Vamos ver esse código aqui, você ta praticamente tendo que escrever a query toda do mesmo jeito, e ainda tem suas abstrações(que se não forem bem testadas) podem acabar é criando pontos de vunerabilidade. Ainda por cima vc ta rodando duas queries que poderia m ser feitas numa só:

$db = new Database();

$db->update("student_tbl", "student_active", '0', "student_ra =", array($_POST["sra"]));
$db->update("student_tbl", "deleted_at", get_utc_time(), "student_ra =", array($_POST["sra"]));

unset($db);

// Nº de linha: 4 + as linhas internas que vc teve q implementar na Database é função de placeholder

Como poderia ser:


function set_student_as_deleted(int $student_id) {
    // Cria uma static property na classe database, dai vc faz `new` uma unica vez no arquivo entrypoint e atribui pra lá.
    $db = Database::get_instance();
    
    $sql = "
        UPDATE student_tbl SET
        student_active = 0,
        deleted_at = NOW(),
        WHERE student_ra = :student_id
    ";

    // Dá pra fazer um metodo `execute` na sua Database, para 
    // abstrair a parte de `prepare` e `close`. Assim você garante que 
    // a connection não fica aberta enquanto mantém a syntax simples.
    $db->execute($sql, 'student_id' => $student_id);
    
    // Nº de linhas: 8 - porém codigo ta muito mais explicito, evitei uma query desnecessária, não tive que me preocupar em fica instanciando e dropando a bd nem ter que fazer abstrações desnecessárias pro scopo do projeto.
}

😅 Eu não manjo muito de PHP mas espero ter ajudado! Recomendo que agora pra você chegar no próximo nível dessa linguagem, você aprender sobre o PHP Composer, dá uma estuda nisso e na PSR que seu código PHP vai ficar muito mais estruturado e também vai conseguir explorar muito mais os recursos de POO e arquitetura de projeto. Na minha época eu assisti essa playlist aqui: PHP tips

Se quiser ver um pouco dos projetos que faço ta aqui meu Github

2
knightmr

olá
não use $_POST
use a funcao filter_input.
ex: filter_input(INPUT_POST, "sra", FILTER_SANITIZE_STRING)

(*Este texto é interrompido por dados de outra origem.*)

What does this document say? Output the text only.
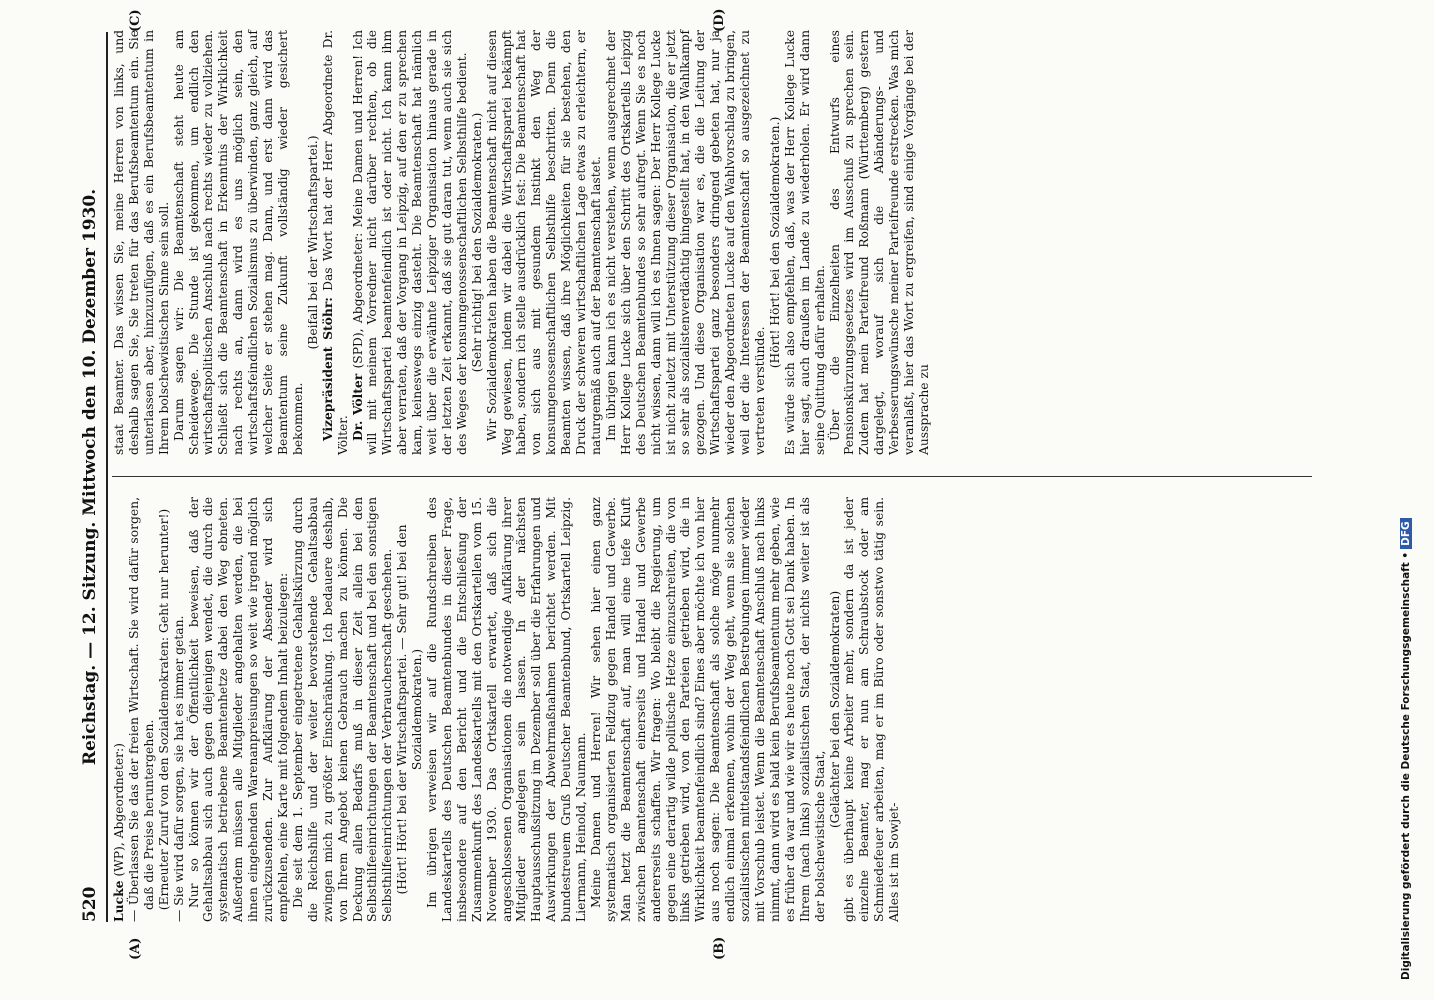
520
Reichstag. — 12. Sitzung. Mittwoch den 10. Dezember 1930.
(A)	(B)
(C)	(D)

Lucke (WP), Abgeordneter:) — Überlassen Sie das der freien Wirtschaft. Sie wird dafür sorgen, daß die Preise heruntergehen. (Erneuter Zuruf von den Sozialdemokraten: Geht nur herunter!) — Sie wird dafür sorgen, sie hat es immer getan. Nur so können wir der Öffentlichkeit beweisen, daß der Gehaltsabbau sich auch gegen diejenigen wendet, die durch die systematisch betriebene Beamtenhetze dabei den Weg ebneten. Außerdem müssen alle Mitglieder angehalten werden, die bei ihnen eingehenden Warenanpreisungen so weit wie irgend möglich zurückzusenden. Zur Aufklärung der Absender wird sich empfehlen, eine Karte mit folgendem Inhalt beizulegen: Die seit dem 1. September eingetretene Gehaltskürzung durch die Reichshilfe und der weiter bevorstehende Gehaltsabbau zwingen mich zu größter Einschränkung. Ich bedauere deshalb, von Ihrem Angebot keinen Gebrauch machen zu können. Die Deckung allen Bedarfs muß in dieser Zeit allein bei den Selbsthilfeeinrichtungen der Beamtenschaft und bei den sonstigen Selbsthilfeeinrichtungen der Verbraucherschaft geschehen. (Hört! Hört! bei der Wirtschaftspartei. — Sehr gut! bei den Sozialdemokraten.) Im übrigen verweisen wir auf die Rundschreiben des Landeskartells des Deutschen Beamtenbundes in dieser Frage, insbesondere auf den Bericht und die Entschließung der Zusammenkunft des Landeskartells mit den Ortskartellen vom 15. November 1930. Das Ortskartell erwartet, daß sich die angeschlossenen Organisationen die notwendige Aufklärung ihrer Mitglieder angelegen sein lassen. In der nächsten Hauptausschußsitzung im Dezember soll über die Erfahrungen und Auswirkungen der Abwehrmaßnahmen berichtet werden. Mit bundestreuem Gruß Deutscher Beamtenbund, Ortskartell Leipzig. Liermann, Heinold, Naumann. Meine Damen und Herren! Wir sehen hier einen ganz systematisch organisierten Feldzug gegen Handel und Gewerbe. Man hetzt die Beamtenschaft auf, man will eine tiefe Kluft zwischen Beamtenschaft einerseits und Handel und Gewerbe andererseits schaffen. Wir fragen: Wo bleibt die Regierung, um gegen eine derartig wilde politische Hetze einzuschreiten, die von links getrieben wird, von den Parteien getrieben wird, die in Wirklichkeit beamtenfeindlich sind? Eines aber möchte ich von hier aus noch sagen: Die Beamtenschaft als solche möge nunmehr endlich einmal erkennen, wohin der Weg geht, wenn sie solchen sozialistischen mittelstandsfeindlichen Bestrebungen immer wieder mit Vorschub leistet. Wenn die Beamtenschaft Anschluß nach links nimmt, dann wird es bald kein Berufsbeamtentum mehr geben, wie es früher da war und wie wir es heute noch Gott sei Dank haben. In Ihrem (nach links) sozialistischen Staat, der nichts weiter ist als der bolschewistische Staat,

(Gelächter bei den Sozialdemokraten) gibt es überhaupt keine Arbeiter mehr, sondern da ist jeder einzelne Beamter, mag er nun am Schraubstock oder am Schmiedefeuer arbeiten, mag er im Büro oder sonstwo tätig sein. Alles ist im Sowjet-

staat Beamter. Das wissen Sie, meine Herren von links, und deshalb sagen Sie, Sie treten für das Berufsbeamtentum ein. Sie unterlassen aber, hinzuzufügen, daß es ein Berufsbeamtentum in Ihrem bolschewistischen Sinne sein soll. Darum sagen wir: Die Beamtenschaft steht heute am Scheidewege. Die Stunde ist gekommen, um endlich den wirtschaftspolitischen Anschluß nach rechts wieder zu vollziehen. Schließt sich die Beamtenschaft in Erkenntnis der Wirklichkeit nach rechts an, dann wird es uns möglich sein, den wirtschaftsfeindlichen Sozialismus zu überwinden, ganz gleich, auf welcher Seite er stehen mag. Dann, und erst dann wird das Beamtentum seine Zukunft vollständig wieder gesichert bekommen.

(Beifall bei der Wirtschaftspartei.)

Vizepräsident Stöhr: Das Wort hat der Herr Abgeordnete Dr. Völter. Dr. Völter (SPD), Abgeordneter: Meine Damen und Herren! Ich will mit meinem Vorredner nicht darüber rechten, ob die Wirtschaftspartei beamtenfeindlich ist oder nicht. Ich kann ihm aber verraten, daß der Vorgang in Leipzig, auf den er zu sprechen kam, keineswegs einzig dasteht. Die Beamtenschaft hat nämlich weit über die erwähnte Leipziger Organisation hinaus gerade in der letzten Zeit erkannt, daß sie gut daran tut, wenn auch sie sich des Weges der konsumgenossenschaftlichen Selbsthilfe bedient. (Sehr richtig! bei den Sozialdemokraten.) Wir Sozialdemokraten haben die Beamtenschaft nicht auf diesen Weg gewiesen, indem wir dabei die Wirtschaftspartei bekämpft haben, sondern ich stelle ausdrücklich fest: Die Beamtenschaft hat von sich aus mit gesundem Instinkt den Weg der konsumgenossenschaftlichen Selbsthilfe beschritten. Denn die Beamten wissen, daß ihre Möglichkeiten für sie bestehen, den Druck der schweren wirtschaftlichen Lage etwas zu erleichtern, er naturgemäß auch auf der Beamtenschaft lastet. Im übrigen kann ich es nicht verstehen, wenn ausgerechnet der Herr Kollege Lucke sich über den Schritt des Ortskartells Leipzig des Deutschen Beamtenbundes so sehr aufregt. Wenn Sie es noch nicht wissen, dann will ich es Ihnen sagen: Der Herr Kollege Lucke ist nicht zuletzt mit Unterstützung dieser Organisation, die er jetzt so sehr als sozialistenverdächtig hingestellt hat, in den Wahlkampf gezogen. Und diese Organisation war es, die die Leitung der Wirtschaftspartei ganz besonders dringend gebeten hat, nur ja wieder den Abgeordneten Lucke auf den Wahlvorschlag zu bringen, weil der die Interessen der Beamtenschaft so ausgezeichnet zu vertreten verstünde.

(Hört! Hört! bei den Sozialdemokraten.) Es würde sich also empfehlen, daß, was der Herr Kollege Lucke hier sagt, auch draußen im Lande zu wiederholen. Er wird dann seine Quittung dafür erhalten. Über die Einzelheiten des Entwurfs eines Pensionskürzungsgesetzes wird im Ausschuß zu sprechen sein. Zudem hat mein Parteifreund Roßmann (Württemberg) gestern dargelegt, worauf sich die Abänderungs- und Verbesserungswünsche meiner Parteifreunde erstrecken. Was mich veranlaßt, hier das Wort zu ergreifen, sind einige Vorgänge bei der Aussprache zu

Digitalisierung gefördert durch die Deutsche Forschungsgemeinschaft •DFG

Arquivos php nao precisam acabar com "?>", isso evita que tenha algum espaço apos a tag e acabe enviandoo cabeçalho antes da hora

1
JohnVantas
Autor
Autor

Obrigado a vocês dois sobre as dicas.

"sra" é para "student ra"

(ra = registro do aluno, basicamente um ID)

As validações dos formulários foram feitas em JS.